LISTE PD/ Bersani vuole candidare Moretti, ad di FS imputato nel processo sulla strage di Viareggio

Il Partito Democratico è in cerca di un altro illustre personaggio della scena pubblica: si tratta di Mauro Moretti, amministratore delegato di Ferrovie dello Stato. Per lui, il Pd chiede una candidatura tra le sue fila e addirittura un incarico di Governo (si parla del Ministero dello Sviluppo e dei Trasporti che finora è stato in mano a Passera). In attesa di sapere se Moretti accetterà o meno l’invito del Pd, si leva un coro di proteste che parte dal Comitato dei famigliari delle vittime di Viareggio al Codacons (Coordinamento delle associazioni per la difesa dell’ambiente e dei diritti degli utenti e dei consumatori). Mauro Moretti è infatti implicato in importanti processi a suo carico. Vediamo quali.

 

di Maurizio Bongioanni

Mauro Moretti è stato per cinque anni amministratore delegato di RFI e poi, dal 2006, promosso ai vertici del Gruppo FS. Poi, come ricorda l’Associazione fiorentina Idra per la promozione della tutela ambientale, la Corte dei Conti sentenziò, nel 2008, a proposito del Tav, questa relazione sulle attività economica e finanziaria legate alla gestione dei debiti accollati al bilancio dello Stato ma contratti da FS, RFI, TAV e ISPA Infrastrutture:“Queste operazioni pregiudicano l’equità intergenerazionale, caricando in modo sproporzionato su generazioni future (si arriva in alcuni casi al 2060) ipotetici vantaggi goduti da quelle attuali”.

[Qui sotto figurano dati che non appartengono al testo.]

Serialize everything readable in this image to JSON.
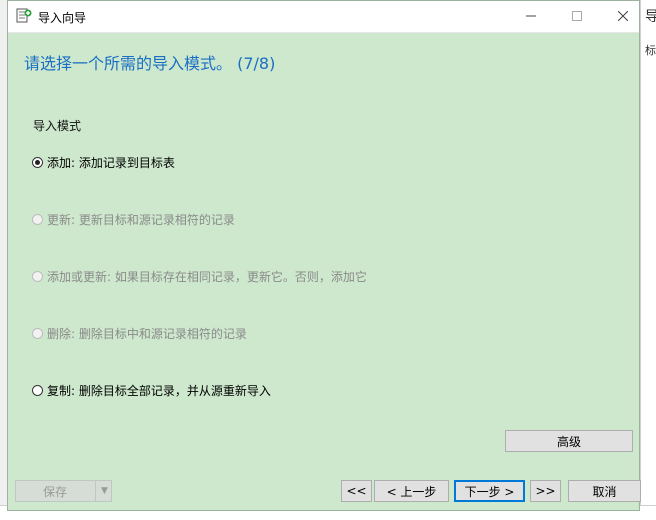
{
  "window": {
    "title": "导入向导"
  },
  "step_title": "请选择一个所需的导入模式。 (7/8)",
  "section_label": "导入模式",
  "options": [
    {
      "label": "添加: 添加记录到目标表",
      "checked": true,
      "enabled": true
    },
    {
      "label": "更新: 更新目标和源记录相符的记录",
      "checked": false,
      "enabled": false
    },
    {
      "label": "添加或更新: 如果目标存在相同记录，更新它。否则，添加它",
      "checked": false,
      "enabled": false
    },
    {
      "label": "删除: 删除目标中和源记录相符的记录",
      "checked": false,
      "enabled": false
    },
    {
      "label": "复制: 删除目标全部记录，并从源重新导入",
      "checked": false,
      "enabled": true
    }
  ],
  "buttons": {
    "advanced": "高级",
    "save": "保存",
    "first": "<<",
    "prev": "< 上一步",
    "next": "下一步 >",
    "last": ">>",
    "cancel": "取消"
  },
  "icons": {
    "app": "import-wizard-icon",
    "minimize": "minimize-icon",
    "maximize": "maximize-icon",
    "close": "close-icon"
  },
  "colors": {
    "dialog_bg": "#cde8cd",
    "step_title": "#1a6fc4",
    "primary_border": "#0078d7"
  },
  "background_fragments": [
    "导",
    "标"
  ]
}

 moretti_mauro_ad_fs_pdE di nuovo a giugno 2011, dopo la netta stroncatura formulata a dicembre 2007, l’Autorità per la Vigilanza sui Contratti Pubblici rilevava “la violazione dei principi di economicità e di efficacia del sistema di realizzazione dell’Alta velocità ferroviaria per i Nodi ferroviari di Firenze e Bologna che hanno registrato rilevantissimi incrementi di costo e dei tempi di realizzazione, nonché iscrizione di riserve da parte delle imprese esecutrici, che hanno dato vita a contenziosi”. Leggendo queste dichiarazioni, verrebbe da chiedersi: ma la tanto millantata “rivoluzione della giustizia” promossa dal Pd dov’è andata a finire?

Per non parlare della strage di Viareggio del 29 giugno 2009. Il cavalier Moretti (nominato come tale dall’attuale Presidente della Repubblica Napolitano) è imputato dal 18 dicembre 2012 per l’incidente che ha causato 32 vittime e decine di feriti. Nonostante il Tribunale stia decidendo la data della prima udienza (tra febbraio e marzo) al Pd sta molto a cuore la candidatura dell’ad di Fs. Intanto in tutta la Versilia è bufera: il segretario della Federazione PD Toscana, Alberto Corsetti, ha giurato di dimettersi se Moretti dovesse accettare la candidatura offertagli. I Giovani Democratici di Viareggio hanno invece, in segno di protesta, minacciato di occupare ad oltranza la sede del Partito locale e se la candidatura dovesse diventare realtà sarebbero pronti a firmare l’appello proposto dalla senatrice uscente Manuela Granaiola, la quale afferma: “Non può passare in secondo piano, per quelli che sono i principi del nostro partito, il fatto che Moretti ed i vertici del Gruppo Fs siano al momento formalmente imputati nel procedimento giudiziario aperto dalla Procura di Lucca per la strage di Viareggio”.

Sull’argomento si è sbilanciata anche la Codacons la quale, insieme all’associazione Codici e al Movimento Difesa del Cittadino, ha inviato una “pesante” lettera direttamente a Bersani. Si legge nella lettera: La sola idea di candidare un soggetto che per anni ha dimostrato totale spregio dei diritti degli utenti ci disgusta e ci indigna. Pertanto chiediamo al Segretario del PD, Pierluigi Bersani, di fare marcia indietro su tale candidatura, informandolo che, in caso contrario, daremo indicazione ai consumatori italiani di non votare il PD alle prossime elezioni”.

Come ultimo (così è sempre, d’altronde) il consenso popolare: Moretti rappresenta l’ennesimo candidato di cui gli elettori non andrebbero fieri, in particolare quei milioni di pendolari che ogni giorno soffrono per i disservizi del sistema ferroviario italiano. Infatti, è necessario ricordare come il piano di investimenti più volte presentato pubblicamente da Moretti sia, secondo le associazioni di categoria, sbilanciato con spropositati investimenti verso l’alta velocità e limitante la liberalizzazione del settore (si ricordi il caso di Arenaways ostacolata nella tratta Torino-Milano) a danno delle piccole, ma molto più utili perché utilizzate, tratte locali.